The top 100 is here and the top 10 is, uh, here:

1. Pride and Prejudice, by Jane Austen

2. Wuthering Heights, by Emily Brontë

3. Jane Eyre, by Charlotte Brontë (wow! Go the Brontë sisters!)

4. Nineteen Eighty-Four, by George Orwell

5. The Great Gatsby, by F. Scott Fitzgerald (top-ranked American!)

6. David Copperfield, by Charles Dickens (Victorians making a very strong showing in the top ten; could be due to the American lists mostly focusing on the 20th century)

7. The Catcher in the Rye, by JD Salinger

8. The Grapes of Wrath, by John Steinbeck

9. Ulysses, by James Joyce (mostly picked by critics – it was #1 in the Modern Library list)

10. Anna Karenina, by Leo Tolstoy (top-ranked non-English-language. I was surprised to find Anna Karenina ranked higher than War and Peace; I should probably read it)

It’s my bedtime now, but just a couple more notes about this.

Firstly, I am aware that Newsweek did a very similar exercise a couple of years ago: they called it the Meta-List. Their list is different from this one because, well, it was built on top of a different collection of lists. Unfortunately, their full methodology seems to have fallen off the internet so I can’t replicate/add to it, but this is an ongoing project, so maybe some day.

Secondly, this is, uh, an ongoing project. I would be interested to hear of good lists that I could or should add to my collection to make the overall list more comprehensive. As I said, there should be a proper methodology post soon, where I’ll detail the 12 lists that have already gone in.
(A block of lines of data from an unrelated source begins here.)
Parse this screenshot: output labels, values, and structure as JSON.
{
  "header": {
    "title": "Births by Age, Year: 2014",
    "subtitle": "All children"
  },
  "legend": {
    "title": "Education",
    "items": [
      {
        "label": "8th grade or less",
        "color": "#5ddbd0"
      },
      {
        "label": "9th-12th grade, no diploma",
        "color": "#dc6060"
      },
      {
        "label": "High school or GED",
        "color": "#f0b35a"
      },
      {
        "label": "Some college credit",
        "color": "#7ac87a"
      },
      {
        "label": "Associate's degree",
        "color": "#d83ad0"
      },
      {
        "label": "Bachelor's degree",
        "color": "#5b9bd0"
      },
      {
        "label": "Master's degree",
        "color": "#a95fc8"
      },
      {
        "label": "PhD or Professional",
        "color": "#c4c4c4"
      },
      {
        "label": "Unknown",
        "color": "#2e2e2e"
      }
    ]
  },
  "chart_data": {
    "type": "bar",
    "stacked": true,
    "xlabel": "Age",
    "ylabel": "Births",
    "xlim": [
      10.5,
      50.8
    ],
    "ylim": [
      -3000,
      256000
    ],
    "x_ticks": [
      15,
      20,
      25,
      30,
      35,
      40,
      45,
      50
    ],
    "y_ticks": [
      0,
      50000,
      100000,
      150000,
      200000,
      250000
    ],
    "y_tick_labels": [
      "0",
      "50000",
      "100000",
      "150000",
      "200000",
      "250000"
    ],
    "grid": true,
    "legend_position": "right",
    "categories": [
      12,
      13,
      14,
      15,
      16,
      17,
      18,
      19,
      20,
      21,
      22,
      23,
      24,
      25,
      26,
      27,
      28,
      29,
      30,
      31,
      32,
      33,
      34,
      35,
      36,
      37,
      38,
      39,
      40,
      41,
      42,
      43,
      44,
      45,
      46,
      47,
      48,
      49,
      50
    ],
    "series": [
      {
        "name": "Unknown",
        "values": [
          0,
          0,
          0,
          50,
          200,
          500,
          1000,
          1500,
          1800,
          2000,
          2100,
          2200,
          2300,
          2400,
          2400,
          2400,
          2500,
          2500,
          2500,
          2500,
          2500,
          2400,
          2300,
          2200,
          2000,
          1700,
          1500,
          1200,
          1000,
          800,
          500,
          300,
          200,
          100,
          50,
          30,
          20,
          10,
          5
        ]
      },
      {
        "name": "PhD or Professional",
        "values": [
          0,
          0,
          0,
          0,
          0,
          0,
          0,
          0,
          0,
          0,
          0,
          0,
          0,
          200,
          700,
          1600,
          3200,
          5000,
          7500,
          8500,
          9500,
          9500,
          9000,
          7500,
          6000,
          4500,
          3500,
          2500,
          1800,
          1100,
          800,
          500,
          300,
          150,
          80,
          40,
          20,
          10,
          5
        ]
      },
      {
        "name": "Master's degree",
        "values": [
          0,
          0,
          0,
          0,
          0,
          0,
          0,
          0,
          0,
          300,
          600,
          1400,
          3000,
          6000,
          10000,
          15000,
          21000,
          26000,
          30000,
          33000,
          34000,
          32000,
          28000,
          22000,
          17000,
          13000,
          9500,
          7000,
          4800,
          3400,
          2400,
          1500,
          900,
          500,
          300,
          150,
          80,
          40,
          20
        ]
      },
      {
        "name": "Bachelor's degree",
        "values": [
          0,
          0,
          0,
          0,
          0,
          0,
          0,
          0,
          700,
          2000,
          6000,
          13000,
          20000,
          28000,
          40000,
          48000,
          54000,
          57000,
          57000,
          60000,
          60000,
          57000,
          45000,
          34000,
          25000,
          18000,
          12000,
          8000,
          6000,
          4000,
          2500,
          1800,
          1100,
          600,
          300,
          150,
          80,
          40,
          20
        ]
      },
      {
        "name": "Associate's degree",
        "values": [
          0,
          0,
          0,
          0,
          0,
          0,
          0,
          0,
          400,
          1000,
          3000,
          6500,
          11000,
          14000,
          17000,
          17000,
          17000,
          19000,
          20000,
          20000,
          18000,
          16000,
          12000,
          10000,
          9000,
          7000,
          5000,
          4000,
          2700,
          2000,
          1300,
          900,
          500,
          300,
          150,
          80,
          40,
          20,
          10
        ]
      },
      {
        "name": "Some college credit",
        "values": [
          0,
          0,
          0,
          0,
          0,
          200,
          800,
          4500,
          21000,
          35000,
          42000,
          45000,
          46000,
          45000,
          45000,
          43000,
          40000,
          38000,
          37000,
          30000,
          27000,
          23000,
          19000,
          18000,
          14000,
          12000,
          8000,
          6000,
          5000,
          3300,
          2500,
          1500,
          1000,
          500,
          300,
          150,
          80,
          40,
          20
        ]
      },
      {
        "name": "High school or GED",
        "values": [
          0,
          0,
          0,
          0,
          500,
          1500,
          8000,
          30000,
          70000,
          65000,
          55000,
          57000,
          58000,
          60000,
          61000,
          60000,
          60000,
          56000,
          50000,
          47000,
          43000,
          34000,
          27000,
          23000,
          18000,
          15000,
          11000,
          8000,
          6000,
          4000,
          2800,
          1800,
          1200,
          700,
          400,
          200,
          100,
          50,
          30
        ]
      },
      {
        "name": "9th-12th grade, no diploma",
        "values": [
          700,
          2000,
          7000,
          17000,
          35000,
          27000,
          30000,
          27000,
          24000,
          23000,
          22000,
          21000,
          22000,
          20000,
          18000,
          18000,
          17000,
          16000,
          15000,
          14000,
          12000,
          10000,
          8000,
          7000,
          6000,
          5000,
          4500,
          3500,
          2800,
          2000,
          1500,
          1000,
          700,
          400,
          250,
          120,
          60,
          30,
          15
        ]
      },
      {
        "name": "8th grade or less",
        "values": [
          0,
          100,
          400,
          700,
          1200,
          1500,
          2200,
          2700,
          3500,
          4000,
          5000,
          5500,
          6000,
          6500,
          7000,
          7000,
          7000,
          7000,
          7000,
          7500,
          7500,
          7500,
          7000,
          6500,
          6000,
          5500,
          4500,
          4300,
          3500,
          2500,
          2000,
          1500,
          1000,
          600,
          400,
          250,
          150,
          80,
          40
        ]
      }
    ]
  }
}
Thirdly, lists, eh? Isn’t it all a load of willy waving? Doesn’t attempting to rank works of art completely miss the point? Aren’t you taking all the joy out of it? Not really, I don’t think. If you only choose what to read by looking at lists and you think that reading the books at the top of the lists is the best way to be smart about books then yes, that is kind of dead. But noone actually does that, do they? Lots of people have common likes and dislikes in books and making lists is an interesting way to compare and contrast and discuss book-liking and why people do it. It can also be a revealing exercise: making this list has spotlighted my own rampant gender bias in reading. Of the three books in the top ten that I haven’t read, two are by women and the other’s title is a woman. It doesn’t get any better as you go further down the list: after the Brontës I’ll need to get around to reading some Virginia Woolf. The other reason this exercise gets me excited is the data mining possibilities. I now have the most awesome book spreadsheet you can imagine (can you imagine how awesome a book spreadsheet can be? No? That’s a terrible shame) and there’s all sorts of goodness in the data . Want to know which country has produced the best novels? Which decade saw the most spectacular burst of great literature? There’s a very real danger that I will be producing graphs of these things in the next few days. This is good.